Sunday, January 11, 2009

Getting on track

So once again it's been awhile. I guess that means things have been OK. And they have... for the most part.

My little meltdowns have gotten smaller and smaller and just not as significant. Apparently. I'm not as angry or jealous. That's not to say that there's no anger or jealousy because believe me, there most certainly is; it just doesn't seem to consume me as much lately. Thankfully.

I bought something for myself just before Christmas. Something to maybe help us along in this hideous game of trying to conceive. It's called Fertile-Focus and it's a tiny magnifying glass that takes a drop of your saliva and tells you - by way of looking through tiny scope and observing the patterns of your saliva - if you're ovulating. I've been using it since just before the new year and according to what I'm supposed to be looking for, I still haven't ovulated. So now I'm not sure if the damn thing works. I figured it was worth a shot and the $30 because unlike ovulation prediction kits/sticks, this Fertility Focus is something you can use as often as you want. I figured it was cheaper to go this route but now I'm not sure I didn't just throw away $30.

Ugh.

Anyway... I guess my point is that I'm ready to try and track things again. Poo. I really didn't want it to come back down to tracking shit, but I suppose it's best to be as knowledgeable about my cycles as possible for my next doctor's appointment.
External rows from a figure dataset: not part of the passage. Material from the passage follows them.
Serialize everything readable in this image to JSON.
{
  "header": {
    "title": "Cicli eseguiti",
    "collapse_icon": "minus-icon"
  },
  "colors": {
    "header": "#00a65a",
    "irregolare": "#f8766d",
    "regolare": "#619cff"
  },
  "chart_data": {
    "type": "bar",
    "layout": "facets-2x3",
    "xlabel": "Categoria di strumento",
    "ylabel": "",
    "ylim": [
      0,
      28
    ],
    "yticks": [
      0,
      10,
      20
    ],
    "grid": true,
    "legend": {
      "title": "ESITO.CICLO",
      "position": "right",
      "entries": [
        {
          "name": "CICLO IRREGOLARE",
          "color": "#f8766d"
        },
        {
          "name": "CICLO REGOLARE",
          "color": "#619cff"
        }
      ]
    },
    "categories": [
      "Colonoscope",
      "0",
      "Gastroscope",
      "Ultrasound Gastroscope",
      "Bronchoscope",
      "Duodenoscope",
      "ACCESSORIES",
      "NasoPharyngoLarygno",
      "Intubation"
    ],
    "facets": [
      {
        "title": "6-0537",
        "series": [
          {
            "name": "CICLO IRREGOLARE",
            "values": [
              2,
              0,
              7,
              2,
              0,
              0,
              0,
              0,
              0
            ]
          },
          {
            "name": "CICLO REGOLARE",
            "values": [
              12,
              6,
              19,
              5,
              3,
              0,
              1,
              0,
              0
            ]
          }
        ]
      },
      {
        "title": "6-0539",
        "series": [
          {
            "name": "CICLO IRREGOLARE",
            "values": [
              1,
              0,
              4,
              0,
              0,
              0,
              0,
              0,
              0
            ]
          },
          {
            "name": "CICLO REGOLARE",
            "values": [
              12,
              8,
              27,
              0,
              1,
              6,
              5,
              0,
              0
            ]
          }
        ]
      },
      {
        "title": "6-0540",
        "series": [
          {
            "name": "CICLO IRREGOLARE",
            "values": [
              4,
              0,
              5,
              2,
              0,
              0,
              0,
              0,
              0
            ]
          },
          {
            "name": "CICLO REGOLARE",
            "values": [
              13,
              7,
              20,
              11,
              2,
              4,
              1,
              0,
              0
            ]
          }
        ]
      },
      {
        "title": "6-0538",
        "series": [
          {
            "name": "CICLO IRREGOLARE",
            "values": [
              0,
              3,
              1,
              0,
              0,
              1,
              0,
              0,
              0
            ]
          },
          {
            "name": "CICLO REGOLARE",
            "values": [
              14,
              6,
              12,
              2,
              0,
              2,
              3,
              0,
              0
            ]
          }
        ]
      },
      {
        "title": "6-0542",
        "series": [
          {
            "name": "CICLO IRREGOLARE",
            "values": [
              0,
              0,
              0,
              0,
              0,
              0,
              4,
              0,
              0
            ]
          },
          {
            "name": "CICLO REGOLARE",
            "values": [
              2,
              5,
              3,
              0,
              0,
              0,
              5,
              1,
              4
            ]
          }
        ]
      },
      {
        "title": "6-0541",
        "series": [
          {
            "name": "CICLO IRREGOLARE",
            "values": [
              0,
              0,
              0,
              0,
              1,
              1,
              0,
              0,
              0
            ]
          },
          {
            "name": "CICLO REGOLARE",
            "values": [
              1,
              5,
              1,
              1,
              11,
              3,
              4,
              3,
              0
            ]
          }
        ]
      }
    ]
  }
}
It's been six months since the miscarriage, after all. (I've been charting by way of Excel spreadsheet when my period et al comes, but I have NOT been temping or being very anal about it all.)

Can I just say how much this fucking sucks, though?! Because it does. Because all those people who preached (and still do today) for me (and others) to "Just Relax and you'll get Pregnant" were apparently wrong. Apparently not really giving a shit about my cycle hasn't really helped me conceive any sooner than caring about it did. So there! Now I can tell you to Shut the Fuck Up when you start telling me to relax again. Not that you'll have a real reason to tell me to relax since I never ever talk about TTC anymore.

I find that not really talking about it (on message boards as that's really the only place I talked about it) and not really paying much attention (or at least *trying* not to pay attention) to all the baby talk out there, has helped me let go of some of the ugliness that consumed me for so long. But it's not easy. I still have my moments when I get all teary eyed, when I feel like it's happening for everyone else but me. I still get angry and jealous and even ugly about it all. But I've learned to somehow accept those feelings when they come for what they are and then do my best to move on. I mean, what other choice do I have really? It's either drown myself in the ugliness to the point where it's who I am (again) or do my best to let it go.

And I like myself a lot more when I do the latter.